Amartya Sen - Développement, Justice, Liberté
Amartya Sen - Développement, Justice, Liberté
Amartya Sen - Développement, Justice, Liberté
Sur près de 400 pages, Amartya Sen livre sa réflexion politique, philosophique et
économique, notamment en matière de développement. Il unifie celle-ci en définissant le
développement comme l'expansion des libertés, la liberté recouvrant différentes réalités
complémentaires. Il mène son discours pas à pas, autour d'une pensée philosophique
cohérente, défait minutieusement les théories adverses, et défend longuement les points
important pour le développement. Pour quelqu'un déjà acquis à la mise en œuvre de politiques
de développement en accord avec la défense des libertés individuelles, la lecture de cette fiche
sera suffisante, seul le chapitre 7 sur les famines dressant un constat vraiment intéressant.
La liberté doit être comprise pour son double rôle : constitutif et instrumental.
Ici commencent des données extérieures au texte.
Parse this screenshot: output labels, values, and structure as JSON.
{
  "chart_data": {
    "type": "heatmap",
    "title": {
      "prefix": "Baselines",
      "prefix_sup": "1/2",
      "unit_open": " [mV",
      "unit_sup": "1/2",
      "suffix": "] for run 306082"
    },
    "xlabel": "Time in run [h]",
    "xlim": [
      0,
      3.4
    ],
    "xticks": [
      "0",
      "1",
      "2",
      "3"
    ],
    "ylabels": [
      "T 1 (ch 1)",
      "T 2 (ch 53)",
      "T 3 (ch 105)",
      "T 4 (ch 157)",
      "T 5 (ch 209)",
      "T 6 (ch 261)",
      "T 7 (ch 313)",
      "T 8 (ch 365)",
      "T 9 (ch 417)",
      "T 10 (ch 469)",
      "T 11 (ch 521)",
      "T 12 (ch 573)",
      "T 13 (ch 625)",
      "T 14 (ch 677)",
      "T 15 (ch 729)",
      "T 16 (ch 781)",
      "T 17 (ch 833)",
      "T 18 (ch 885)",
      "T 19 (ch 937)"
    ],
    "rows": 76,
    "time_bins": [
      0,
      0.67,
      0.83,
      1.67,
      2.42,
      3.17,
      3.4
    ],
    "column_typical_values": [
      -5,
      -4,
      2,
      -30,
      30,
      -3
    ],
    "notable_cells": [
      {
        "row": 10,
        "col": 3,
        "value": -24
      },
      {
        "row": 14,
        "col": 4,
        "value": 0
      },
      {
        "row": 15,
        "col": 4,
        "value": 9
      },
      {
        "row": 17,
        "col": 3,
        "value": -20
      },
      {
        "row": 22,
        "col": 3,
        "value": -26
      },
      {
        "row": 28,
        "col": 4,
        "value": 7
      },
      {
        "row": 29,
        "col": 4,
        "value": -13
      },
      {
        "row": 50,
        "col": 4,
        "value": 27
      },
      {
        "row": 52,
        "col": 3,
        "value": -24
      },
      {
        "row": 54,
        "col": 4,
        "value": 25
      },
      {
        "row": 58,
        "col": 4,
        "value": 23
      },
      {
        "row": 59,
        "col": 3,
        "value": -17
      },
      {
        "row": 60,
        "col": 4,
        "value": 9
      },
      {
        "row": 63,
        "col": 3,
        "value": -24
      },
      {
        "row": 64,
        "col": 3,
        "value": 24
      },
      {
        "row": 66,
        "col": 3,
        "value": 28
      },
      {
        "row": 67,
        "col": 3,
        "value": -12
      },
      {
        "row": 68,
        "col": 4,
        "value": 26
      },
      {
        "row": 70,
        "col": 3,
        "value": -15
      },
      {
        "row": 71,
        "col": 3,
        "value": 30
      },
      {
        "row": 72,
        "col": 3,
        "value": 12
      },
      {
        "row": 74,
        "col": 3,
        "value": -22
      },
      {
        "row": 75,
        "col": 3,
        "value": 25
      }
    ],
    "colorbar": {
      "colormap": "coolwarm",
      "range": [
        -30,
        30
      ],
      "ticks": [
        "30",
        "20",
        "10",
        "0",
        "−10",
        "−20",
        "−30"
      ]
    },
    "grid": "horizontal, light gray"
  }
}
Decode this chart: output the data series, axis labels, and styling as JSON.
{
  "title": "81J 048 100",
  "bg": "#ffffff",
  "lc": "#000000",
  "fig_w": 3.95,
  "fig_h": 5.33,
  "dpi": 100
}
Les
dépenses publiques sont essentielles pour le développement (comparaison du Kérala avec le
Brésil, par exemple), beaucoup plus que le PNB (exemple de l'espérance de vie en Écosse
entre 1900 et 1960, qui évolue à l'opposé du PIB). « Les fonctions isntrumentales de la liberté
se déclinent sous des formes diverses mais corrélées, telles que les facilités économiques, les
libertés politiques, les opportunités sociales, les garanties de transparence et la sécurité
protectrice. » Les personnes doivent être considérées comme des acteurs à part entière, et non
comme les destinataires passifs de mesures programmées par des experts.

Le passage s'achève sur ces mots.